Core Concepts: Virtual Cluster Appliances

(Originally posted on a shared blog that is now offline)

In part two of the series, I want to flash forward to the present to discuss some recent challenges we are addressing for users of the Workspace Service. There will be plenty of time to talk about more fundamental things like "why are people even interested in using VMs for grid computing?" (for now, you could have a look at this paper for some general arguments).

To the fun stuff. Virtual Cluster Appliances are VMs that automatically and securely work together in new contexts. A virtual appliance is commonly defined as a VM that can be downloaded and used for a specific purpose with minimum intervention after booting locally. We could say then that a virtual cluster appliance is a set of VMs that can be deployed and used for a specific purpose with minimum (most usefully ZERO) intervention after booting.

Say you would like to start a VM-based cluster and treat it like a new, dynamically-added site on your grid. This will probably have several specialized nodes to do cross-network/organizational work and any number of "work" nodes to run jobs.

A very simple example cluster might have a head node VM image with GRAM, Torque, and GridFTP. And then N compute nodes with Torque's agent on them, all started from a copy of the same VM image.

You already have obtained or created some VM template images, you have access to hypervisors (and time reserved on them), and all of the middleware is in place to deploy everything securely and correctly. (As we will discuss in the series, all of these things might be safe to compartmentalize conceptually but are not trivial to get "right")
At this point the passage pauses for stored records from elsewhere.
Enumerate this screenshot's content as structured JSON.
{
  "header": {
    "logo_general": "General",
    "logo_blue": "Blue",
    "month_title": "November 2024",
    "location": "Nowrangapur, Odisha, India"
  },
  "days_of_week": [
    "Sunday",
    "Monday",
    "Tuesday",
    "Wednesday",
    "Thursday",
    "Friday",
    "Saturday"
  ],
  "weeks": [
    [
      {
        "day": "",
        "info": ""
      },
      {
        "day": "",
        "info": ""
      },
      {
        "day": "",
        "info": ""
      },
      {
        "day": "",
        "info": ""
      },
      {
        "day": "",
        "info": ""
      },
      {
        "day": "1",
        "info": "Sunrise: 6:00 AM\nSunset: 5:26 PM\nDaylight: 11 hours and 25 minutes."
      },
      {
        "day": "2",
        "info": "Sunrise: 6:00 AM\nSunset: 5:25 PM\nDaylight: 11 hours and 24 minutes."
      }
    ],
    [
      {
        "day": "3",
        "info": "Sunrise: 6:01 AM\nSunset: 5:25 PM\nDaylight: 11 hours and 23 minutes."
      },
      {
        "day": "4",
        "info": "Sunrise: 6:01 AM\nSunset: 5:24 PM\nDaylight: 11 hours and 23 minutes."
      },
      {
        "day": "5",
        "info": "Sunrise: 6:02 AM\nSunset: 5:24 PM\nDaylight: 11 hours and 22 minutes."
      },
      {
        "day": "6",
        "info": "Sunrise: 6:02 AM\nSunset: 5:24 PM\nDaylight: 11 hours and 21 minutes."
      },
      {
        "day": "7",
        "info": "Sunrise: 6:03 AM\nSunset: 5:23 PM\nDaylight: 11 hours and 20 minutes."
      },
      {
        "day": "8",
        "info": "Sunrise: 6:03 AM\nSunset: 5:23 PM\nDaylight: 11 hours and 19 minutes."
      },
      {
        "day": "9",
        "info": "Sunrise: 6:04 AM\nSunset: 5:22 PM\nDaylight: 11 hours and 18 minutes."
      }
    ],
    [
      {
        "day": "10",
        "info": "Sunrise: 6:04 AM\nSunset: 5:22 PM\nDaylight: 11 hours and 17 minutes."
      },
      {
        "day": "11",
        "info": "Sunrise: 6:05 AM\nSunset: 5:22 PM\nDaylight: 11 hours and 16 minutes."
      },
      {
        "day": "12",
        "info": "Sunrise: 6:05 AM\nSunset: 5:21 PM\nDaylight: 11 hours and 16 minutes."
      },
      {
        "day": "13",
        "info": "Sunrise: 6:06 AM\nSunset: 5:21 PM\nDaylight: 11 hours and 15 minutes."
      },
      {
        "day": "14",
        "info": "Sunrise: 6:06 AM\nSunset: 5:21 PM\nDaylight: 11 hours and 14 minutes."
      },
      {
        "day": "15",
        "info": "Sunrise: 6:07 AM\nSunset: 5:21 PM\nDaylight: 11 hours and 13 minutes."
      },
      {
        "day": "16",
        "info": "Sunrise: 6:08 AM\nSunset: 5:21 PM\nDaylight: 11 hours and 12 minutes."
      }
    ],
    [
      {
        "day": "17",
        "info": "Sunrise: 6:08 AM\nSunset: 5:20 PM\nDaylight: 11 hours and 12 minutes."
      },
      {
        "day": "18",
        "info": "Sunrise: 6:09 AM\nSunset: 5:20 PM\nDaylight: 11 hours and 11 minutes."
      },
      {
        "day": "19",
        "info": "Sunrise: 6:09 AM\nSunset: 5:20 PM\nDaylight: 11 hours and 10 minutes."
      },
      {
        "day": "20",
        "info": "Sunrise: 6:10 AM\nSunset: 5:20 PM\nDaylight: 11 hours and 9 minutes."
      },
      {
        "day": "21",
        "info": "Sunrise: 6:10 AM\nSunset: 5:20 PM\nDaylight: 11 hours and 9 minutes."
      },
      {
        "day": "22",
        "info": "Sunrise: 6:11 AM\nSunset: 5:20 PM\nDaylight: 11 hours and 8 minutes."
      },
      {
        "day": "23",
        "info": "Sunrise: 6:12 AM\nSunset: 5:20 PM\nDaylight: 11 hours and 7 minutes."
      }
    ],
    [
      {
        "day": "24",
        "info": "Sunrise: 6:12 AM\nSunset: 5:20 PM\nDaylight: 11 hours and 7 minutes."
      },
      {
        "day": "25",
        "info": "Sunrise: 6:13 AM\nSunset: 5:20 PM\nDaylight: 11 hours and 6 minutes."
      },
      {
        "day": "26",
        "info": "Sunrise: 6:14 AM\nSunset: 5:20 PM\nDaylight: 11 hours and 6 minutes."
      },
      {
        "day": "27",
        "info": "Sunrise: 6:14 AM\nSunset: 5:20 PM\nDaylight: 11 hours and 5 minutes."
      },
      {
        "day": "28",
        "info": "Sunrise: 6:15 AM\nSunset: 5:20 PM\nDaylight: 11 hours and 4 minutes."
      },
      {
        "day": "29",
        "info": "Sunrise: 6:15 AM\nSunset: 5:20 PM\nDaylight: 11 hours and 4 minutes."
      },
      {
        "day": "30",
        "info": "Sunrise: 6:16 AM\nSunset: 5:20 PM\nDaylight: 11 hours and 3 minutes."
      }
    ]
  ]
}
But even with all of this in place, how do you start these disparate VMs as a working cluster at a new grid site? Some issues:

The network addresses assigned to the VMs in all likelihood be different on different deployment sites, so any configurations based on IPs or hostnames will not work. How does the shared filesystem know which hosts to authorize? How does the resource manager (job scheduler) know where to dispatch jobs? What about X509 certificates that need hostnames embedded in their subjects? Keep adding questions in this vein as the cluster topology becomes more complex.
You could conceivably try and allow the same image bits to work anywhere by using DNS facades and IP tunnels on the "outside" of the VMs. But this runs into a number of problems, the main ones being performance and the fact that in many applications the local network addresses that the VM "sees" are placed high in the stack of many messages. Using NAT or ALG technologies would either be cumbersome, require a lot of application casing, or would not even work in many application cases (for example when message payloads are signed/encrypted).
There may often be site provided services a) that the VM will need to know how to contact, b) that the VM will need credentials in order to contact, and c) that the VM will itself need to authenticate once contacted.
There are many cases where a particular onboard policy or configuration is not related to the network or the current deployment site. But it is still very helpful to have the ability to start different clusters with different information specified at deployment time.
For example, trusted VM template images could be made available to a wide number of users who "personalize" them at deployment, for example only allowing the correct entities to submit work. This could be described as a VM being "adapted to an organization."
Another example: with contextualization technology the very roles the VM is playing can be picked at deployment time and the same VM image (equal bits) can differentiate into different things after booting based on the instructions provided by the client.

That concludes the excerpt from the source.